Fakat bundan da men’
edilirler. Muhammed bin Ka’b buyuruyor ki: “Cehennemliklerin beş duâsı vardır.
Allahü teâlâ dördüne icâbet
eder. Beşincisinde, artık konuşamazlar. Birincide, Mü’min sûresi 11.nci
âyetinde
bildirilen: “Ey Rabbimiz,
bizi iki defa öldürdün. İki defa da dirilttin, işte günahlarımızı itiraf
ettik. Fakat şöyle bir
çıkmaya yol var mı?” diye yalvardıklarında, Allahü teâlâ cevap olarak 12.nci
âyet-i kerîmede, “Bunun
sebebi şudur: Yalnız Allah’a duâ edildiği vakit, siz küfrettiniz. Eğer O’na
bir eş ortak katılırsa,
tasdîk ediyordunuz. Artık hüküm, O çok yüce, büyük olan Allah’ındır” buyurur.
İkinci defa, Secde sûresi
12.nci âyetinde bildirilen: “Ey Rabbimiz, gördük, işittik. Şimdi bizi
dünyâya geri çevir de,
güzel amelde bulunalım!” deyince, kendilerine cevap olarak, İbrâhîm sûresi
44.ncü âyetinde “Halbuki
daha evvel siz dünyâda kendinize, hiç bir zeval yoktur diye yemin etmediniz
miydi?” buyurur.
Üçüncü defa; Fâtır sûresi
37.nci âyetinde bildirilen: “Ey Rabbimiz, bizi çıkar!

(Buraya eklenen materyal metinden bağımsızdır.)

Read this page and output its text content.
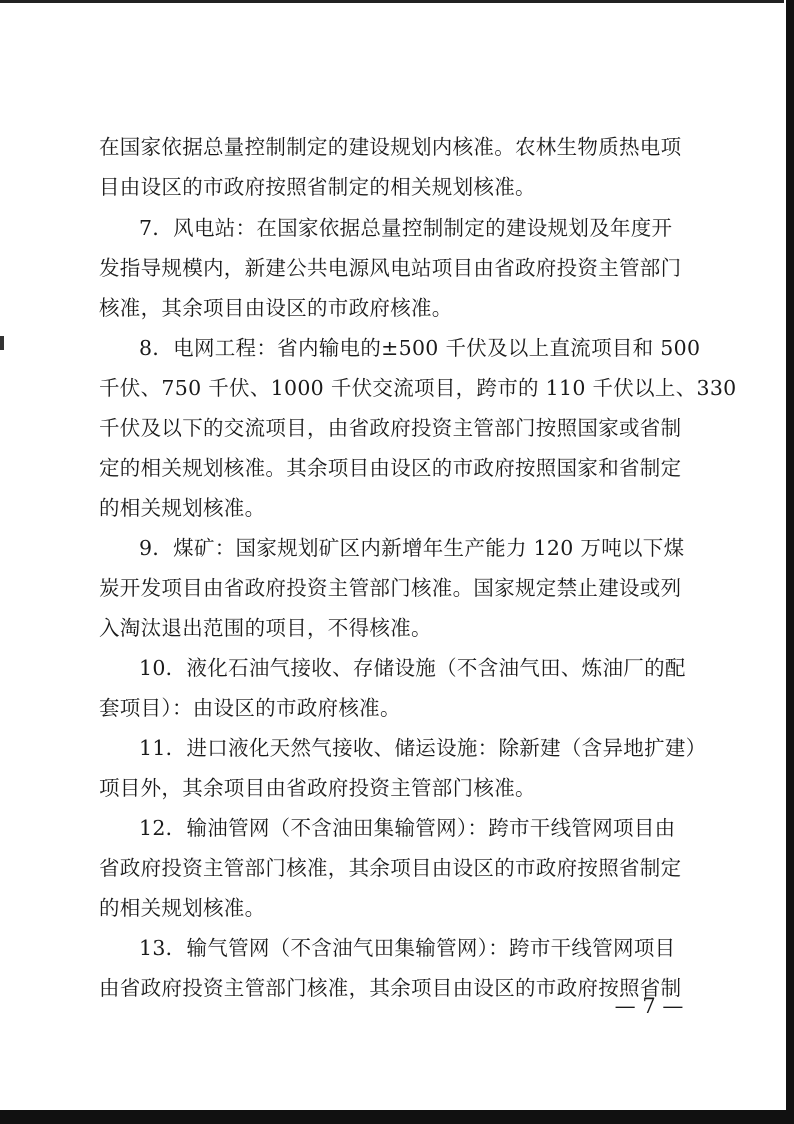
在国家依据总量控制制定的建设规划内核准。农林生物质热电项
目由设区的市政府按照省制定的相关规划核准。
7．风电站：在国家依据总量控制制定的建设规划及年度开
发指导规模内，新建公共电源风电站项目由省政府投资主管部门
核准，其余项目由设区的市政府核准。
8．电网工程：省内输电的±500 千伏及以上直流项目和 500
千伏、750 千伏、1000 千伏交流项目，跨市的 110 千伏以上、330
千伏及以下的交流项目，由省政府投资主管部门按照国家或省制
定的相关规划核准。其余项目由设区的市政府按照国家和省制定
的相关规划核准。
9．煤矿：国家规划矿区内新增年生产能力 120 万吨以下煤
炭开发项目由省政府投资主管部门核准。国家规定禁止建设或列
入淘汰退出范围的项目，不得核准。
10．液化石油气接收、存储设施（不含油气田、炼油厂的配
套项目）：由设区的市政府核准。
11．进口液化天然气接收、储运设施：除新建（含异地扩建）
项目外，其余项目由省政府投资主管部门核准。
12．输油管网（不含油田集输管网）：跨市干线管网项目由
省政府投资主管部门核准，其余项目由设区的市政府按照省制定
的相关规划核准。
13．输气管网（不含油气田集输管网）：跨市干线管网项目
由省政府投资主管部门核准，其余项目由设区的市政府按照省制
— 7 —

Yaptıklarımızdan
bambaşka bir amel
yapacağız” deyince, Allahü teâlâ cevap olarak, “Size iyice düşünecek kimsenin
düşünebileceği, öğüt kabul
edebileceği kadar ömür vermedik mi? Size azâb ile korkutan bir
Peygamber de gelmişti.
Şimdi, tadın o azabı! Artık zâlimler için hiçbir yardımcı yoktur” buyurur.
Dördüncü defa, Mü’minûn
sûresi 106-107.nci âyetlerinde bildirilen: “Ey Rabbimiz, bedbahtlığımız
bize galebe çalmıştı. Biz,
doğru yoldan sapanlar güruhu idik. Ey Rabbimiz, bizi buradan çıkar.
Eğer yine küfre dönersek,
artık hiç şüphesiz ki, biz zâlimlerdeniz” diye yalvarınca, Allahü teâlâ
da verdiği cevapta,
Mü’minûn sûresi 108.nci âyetinde “Yıkılıp gidin içerisine! Bana söylemeyin,”
buyurur.
Artık bundan sonra,
konuşamayacaklar ki, bu en şiddetli azaptır. Velhasıl, Muhammed bin Ka’b,
müfessirlerin önde
gelenlerinden, fazîletli, üstünlüğü çok, mübârek ve muhterem bir zâttır.
Muhammed bin Ka’b,
Medine’de bulunan ilim ehlinin en fazîletlilerindendi. Fıkıh ilminde, takva ve
verâ’da (haramlardan ve
şüphelilerden sakınmada) da üstün bir yeri vardı. Allah yolunda mal dağıtmayı
çok severdi. Bir gün eline
bol miktarda mal, servet geçmişti, dediler ki; “Bunu, oğlun için mi
alıkoyuyorsun?”
buyurdu ki: “Hayır,
servetimi kendim için alıkoyacağım. Yani Allah rızası için dağıtacağım. Oğlumu
da Allahü teâlâya emanet
edeceğim.”
Adamın biri gelip, “Sakın
evlâdını refaha, bolluğa kavuşturarak, onun felâketine, kötülüğe düşmesine
sebep olma!” deyince,
elindeki yüzbin dirhem gümüşü fakîrlere sadaka olarak dağıttı.
Hikmetli sözleri çoktur.
Herkese nasîhat ederdi. Kendisine gelip soranlara cevap verirdi. Birgün
Muhammed bin Ka’bden
sordular:’ “Hangi huylar mü’mini alçaltır?”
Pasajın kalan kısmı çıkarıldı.